Ecrire que la modernité est comprise à Hô Chi Minh Ville comme le reflet d’une société économiquement forte et que tout indicateur moderne est donc intimement lié à l’argent, peut paraître une banalité. Et pourtant, les exclusions de cette phrases sont lourdes de sens. Car la modernité est comprise comme un aboutissement, c’est Singapour aujourd’hui. Jamais elle n’est imaginée comme un processus où serait moderne ce que demain produira. Cet objectif finalement très statique de modernité n’engage alors jamais le débat idéologique. La ville moderne est constituée de pièces, d’éléments, eux même estampillés modernes qu’il s’agit d’intégrer, sans plus d’attention pour l’ensemble.

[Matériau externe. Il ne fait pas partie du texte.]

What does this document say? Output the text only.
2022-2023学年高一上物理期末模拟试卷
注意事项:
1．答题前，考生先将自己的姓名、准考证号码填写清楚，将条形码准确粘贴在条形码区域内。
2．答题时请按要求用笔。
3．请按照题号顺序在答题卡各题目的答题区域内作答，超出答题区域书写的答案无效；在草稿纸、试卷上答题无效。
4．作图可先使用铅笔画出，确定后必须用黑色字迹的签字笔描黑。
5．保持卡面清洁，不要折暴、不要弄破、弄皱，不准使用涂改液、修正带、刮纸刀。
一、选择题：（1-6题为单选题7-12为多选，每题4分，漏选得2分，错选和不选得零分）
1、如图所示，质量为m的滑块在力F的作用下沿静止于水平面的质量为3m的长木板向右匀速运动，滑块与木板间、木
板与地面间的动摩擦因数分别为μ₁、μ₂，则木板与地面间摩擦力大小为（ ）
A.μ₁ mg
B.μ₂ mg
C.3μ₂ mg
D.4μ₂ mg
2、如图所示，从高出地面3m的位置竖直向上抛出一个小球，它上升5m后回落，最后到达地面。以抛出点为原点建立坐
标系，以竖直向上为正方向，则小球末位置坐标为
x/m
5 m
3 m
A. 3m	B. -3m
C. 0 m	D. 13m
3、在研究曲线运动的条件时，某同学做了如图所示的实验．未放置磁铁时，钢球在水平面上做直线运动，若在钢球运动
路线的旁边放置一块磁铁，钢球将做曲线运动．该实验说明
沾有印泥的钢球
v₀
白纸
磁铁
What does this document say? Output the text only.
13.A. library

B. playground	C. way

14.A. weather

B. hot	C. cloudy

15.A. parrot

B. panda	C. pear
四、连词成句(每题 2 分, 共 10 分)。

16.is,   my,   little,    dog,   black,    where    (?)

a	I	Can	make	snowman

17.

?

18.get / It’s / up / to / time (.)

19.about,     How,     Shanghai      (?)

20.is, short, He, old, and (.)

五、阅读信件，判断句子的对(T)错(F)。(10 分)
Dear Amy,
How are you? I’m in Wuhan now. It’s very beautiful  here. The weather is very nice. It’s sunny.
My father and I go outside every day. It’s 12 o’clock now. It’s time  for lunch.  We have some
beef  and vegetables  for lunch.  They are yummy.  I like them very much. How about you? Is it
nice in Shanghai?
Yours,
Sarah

‘Mais, ’dans la mesure où la modernisation urbaine constitue la norme de référence du schéma directeur, l’urbanisation accélérée n’est pas synonyme de dégradation urbaine et de destruction, mais au contraire de valorisation. Chaque réalisation immobilière constitue, pour l’acteur public une avancée qui permet d’atteindre l’objectif de modernisation.’668 ’A Hô Chi Minh Ville aujourd’hui, la modernité prend forme par la reproduction de modèles partiels.
Parallèlement l’une des caractéristiques déjà relevée, de la ville et de ses habitants, est cette capacité à interpréter, à digérer, j’aurais envie de dire à vietnamiser, tout apport exogène. Sans doute cela est possible justement parce qu’il s’agit de fragments. Par la force des pratiques liées à l’habitat et au quotidien, la modernité s’expose sur les grands boulevards, axes de représentation, mais laisse à chacun les marchés de rue et les ruelles.
Finalement, il s’agit toujours de cette même dualité-complémentarité. D’une part, ce développement endogène qui correspond aux pratiques individuelles de l’habité et d’autre part, cet objectif de développement économique voulu par la collectivité. Chacun est l’un et l’autre à la fois, du fonctionnaire redevenu utilisateur de la ville à la sortie des bureaux, à l’habitant qui commente toute nouvelle construction par un ’c’est neuf donc c’est bien’ sans équivoque.
L’ensemble se juxtapose, se superpose au sein d’un seule attitude, même si parfois des éléments sont exclus, comme les résidences hôtelières, éléments d’une ville à laquelle elles ne participent pas.
L. Nguyên - 1998 - p. 214.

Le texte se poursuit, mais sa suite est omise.